Il problema non è soltanto la scarsità delle aree individuate. Nei documenti non emerge una pianificazione organica del mix energetico tra fotovoltaico, eolico terrestre, eolico offshore, accumuli, reti intelligenti, comunità energetiche, cold ironing e idrogeno verde. Senza questo mix non può esistere una reale transizione energetica.
Il grande assente: l’eolico di maggiore potenza
La complementarità tra sole e vento è uno dei principi fondamentali della moderna pianificazione energetica. Ignorarla significa aumentare la necessità di accumuli, accrescere i costi complessivi del sistema e rendere molto più difficile il raggiungimento degli obiettivi climatici.

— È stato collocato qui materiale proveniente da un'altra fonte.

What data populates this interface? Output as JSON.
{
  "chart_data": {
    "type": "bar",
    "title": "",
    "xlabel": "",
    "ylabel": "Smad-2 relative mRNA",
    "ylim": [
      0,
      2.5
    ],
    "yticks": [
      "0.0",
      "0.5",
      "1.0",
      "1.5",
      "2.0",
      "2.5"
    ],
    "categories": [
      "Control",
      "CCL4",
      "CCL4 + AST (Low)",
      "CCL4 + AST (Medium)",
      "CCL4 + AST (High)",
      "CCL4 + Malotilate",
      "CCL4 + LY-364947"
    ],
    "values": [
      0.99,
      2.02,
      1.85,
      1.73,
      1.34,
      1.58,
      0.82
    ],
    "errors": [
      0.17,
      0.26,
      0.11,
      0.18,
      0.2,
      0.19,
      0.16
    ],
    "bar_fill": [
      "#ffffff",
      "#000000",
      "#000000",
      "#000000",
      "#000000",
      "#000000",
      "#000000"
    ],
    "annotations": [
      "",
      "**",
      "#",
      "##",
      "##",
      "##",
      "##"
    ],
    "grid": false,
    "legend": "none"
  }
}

Questa valutazione nasce da quasi quarant’anni di attività professionale e imprenditoriale nel settore: go contribuito alla redazione del Piano energetico regionale della Toscana del 2000, successivamente assunto come Piano energetico guida dalla Conferenza Stato-Regioni; ho fondato e diretto per anni un’azienda toscana leader nazionale nel mini-eolico, l’unica impresa italiana che abbia progettato, prodotto e commercializzato mini-aerogeneratori anche per Enel; ho promosso lo sviluppo e l’installazione di quasi duecento turbine eoliche, in buona parte in Toscana e in Emilia-Romagna, comprese quelle installate nella zona industriale Piaggio di Pontedera; ho inoltre raccolto una banca dati anemologica relativa a oltre 350 siti.